Web – C’è una regione del mondo, l’Asia, dove il tasso di pirateria informatica è considerato elevatissimo dai produttori. Addirittura in Cina, la Business Software Alliance, l’associazione che riunisce i principali produttori di software proprietario, valuta che il 94 per cento dei programmi utilizzati siano di provenienza illecita.
Contro tutto questo intende muoversi l’americana Adobe Systems, softwarehouse che produce alcuni dei programmi più diffusi nel mondo, che nelle sue divisioni asiatiche sta valutando l’opportunità di mettere uno stop alla localizzazione dei software. Questa operazione, come noto, consiste nella creazione di versioni dei programmi che siano “personalizzate” sul paese o sul gruppo di paesi nei quali si intende commercializzare i prodotti.

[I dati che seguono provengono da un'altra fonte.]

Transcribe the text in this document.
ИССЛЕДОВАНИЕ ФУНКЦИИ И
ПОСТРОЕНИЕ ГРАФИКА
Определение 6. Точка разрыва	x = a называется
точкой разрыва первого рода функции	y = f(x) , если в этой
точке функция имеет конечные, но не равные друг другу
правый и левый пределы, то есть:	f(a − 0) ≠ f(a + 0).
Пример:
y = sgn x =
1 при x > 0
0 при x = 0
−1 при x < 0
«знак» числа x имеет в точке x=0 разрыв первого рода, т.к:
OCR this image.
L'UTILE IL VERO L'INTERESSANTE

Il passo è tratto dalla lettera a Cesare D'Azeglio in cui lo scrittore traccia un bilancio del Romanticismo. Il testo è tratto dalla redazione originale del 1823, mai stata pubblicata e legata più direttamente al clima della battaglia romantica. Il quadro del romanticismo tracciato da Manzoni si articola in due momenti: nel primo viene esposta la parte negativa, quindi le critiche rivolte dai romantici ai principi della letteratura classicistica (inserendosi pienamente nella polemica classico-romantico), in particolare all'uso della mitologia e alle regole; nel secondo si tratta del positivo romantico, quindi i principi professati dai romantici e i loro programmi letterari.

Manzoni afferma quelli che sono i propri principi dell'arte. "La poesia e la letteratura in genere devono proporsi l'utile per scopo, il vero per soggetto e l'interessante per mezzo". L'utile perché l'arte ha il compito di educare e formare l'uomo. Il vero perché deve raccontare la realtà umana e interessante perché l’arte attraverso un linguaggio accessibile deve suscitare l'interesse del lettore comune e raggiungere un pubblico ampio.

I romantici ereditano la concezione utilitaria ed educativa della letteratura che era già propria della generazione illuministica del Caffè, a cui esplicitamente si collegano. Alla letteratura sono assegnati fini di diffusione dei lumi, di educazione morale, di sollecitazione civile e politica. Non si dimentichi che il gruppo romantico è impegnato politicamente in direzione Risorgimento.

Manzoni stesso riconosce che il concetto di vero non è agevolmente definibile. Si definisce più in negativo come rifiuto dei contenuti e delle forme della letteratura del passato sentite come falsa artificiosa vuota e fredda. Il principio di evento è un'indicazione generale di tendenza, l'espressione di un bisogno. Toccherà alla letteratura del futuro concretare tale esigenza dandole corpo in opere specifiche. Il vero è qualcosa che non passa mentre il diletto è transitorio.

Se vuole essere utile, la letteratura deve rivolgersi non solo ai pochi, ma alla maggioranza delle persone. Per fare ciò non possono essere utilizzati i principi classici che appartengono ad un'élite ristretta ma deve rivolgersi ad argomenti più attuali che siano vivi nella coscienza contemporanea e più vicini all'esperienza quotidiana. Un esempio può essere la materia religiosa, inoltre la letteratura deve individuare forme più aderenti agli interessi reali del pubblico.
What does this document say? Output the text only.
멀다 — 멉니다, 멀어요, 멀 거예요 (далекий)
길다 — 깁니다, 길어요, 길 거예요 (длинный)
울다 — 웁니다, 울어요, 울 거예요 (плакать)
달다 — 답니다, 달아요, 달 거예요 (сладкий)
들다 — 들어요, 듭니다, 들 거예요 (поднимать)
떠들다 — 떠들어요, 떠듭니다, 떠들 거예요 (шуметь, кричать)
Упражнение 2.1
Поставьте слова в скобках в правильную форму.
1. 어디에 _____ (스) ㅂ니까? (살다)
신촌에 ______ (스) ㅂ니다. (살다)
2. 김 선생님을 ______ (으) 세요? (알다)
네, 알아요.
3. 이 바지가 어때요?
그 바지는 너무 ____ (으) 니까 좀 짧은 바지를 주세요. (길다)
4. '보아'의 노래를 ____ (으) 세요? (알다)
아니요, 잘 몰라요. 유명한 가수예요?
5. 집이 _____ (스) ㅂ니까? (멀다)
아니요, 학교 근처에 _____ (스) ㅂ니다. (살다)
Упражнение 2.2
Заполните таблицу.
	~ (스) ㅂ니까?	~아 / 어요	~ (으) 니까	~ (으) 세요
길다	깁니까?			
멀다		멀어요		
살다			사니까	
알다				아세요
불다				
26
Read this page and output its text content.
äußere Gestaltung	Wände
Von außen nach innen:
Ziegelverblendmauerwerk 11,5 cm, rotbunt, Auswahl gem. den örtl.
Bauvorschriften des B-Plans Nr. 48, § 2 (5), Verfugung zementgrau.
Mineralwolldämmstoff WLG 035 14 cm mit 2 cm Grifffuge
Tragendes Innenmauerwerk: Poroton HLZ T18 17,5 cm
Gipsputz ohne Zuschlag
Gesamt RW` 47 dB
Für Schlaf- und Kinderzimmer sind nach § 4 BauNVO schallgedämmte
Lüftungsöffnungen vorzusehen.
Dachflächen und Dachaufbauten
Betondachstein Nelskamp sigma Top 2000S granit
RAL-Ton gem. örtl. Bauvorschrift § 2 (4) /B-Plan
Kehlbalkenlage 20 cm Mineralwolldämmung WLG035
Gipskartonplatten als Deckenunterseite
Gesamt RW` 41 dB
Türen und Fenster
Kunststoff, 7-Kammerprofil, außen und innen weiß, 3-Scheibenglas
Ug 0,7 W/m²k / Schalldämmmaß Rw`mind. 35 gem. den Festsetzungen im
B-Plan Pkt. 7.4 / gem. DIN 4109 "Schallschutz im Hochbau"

La mossa di Adobe scaturirebbe, secondo quanto riportato dal South China Morning Post, dal fatto che l’assoluta maggioranza dei propri software copiati illegalmente in Asia sono, evidentemente, quelli di edizioni localizzate. Non è naturalmente scontato che la cessazione della produzione di aggiornamenti “in lingua” significhi un abbattimento della pirateria ma, secondo Adobe, una delle aziende del settore da sempre più impegnate nel combattere la duplicazione illegale, da perdere c’è ben poco vista l’altissima percentuale di software illegale.
Le dichiarazioni di Adobe suonano naturalmente come un ulteriore monito delle imprese americane alla Cina da poco entrata nell’Organizzazione mondiale per il Commercio, un paese nel quale fino a questo momento le operazioni anti-pirateria e le leggi speciali non sembrano aver prodotto alcun effetto decisivo sulla circolazione di materiale illegale.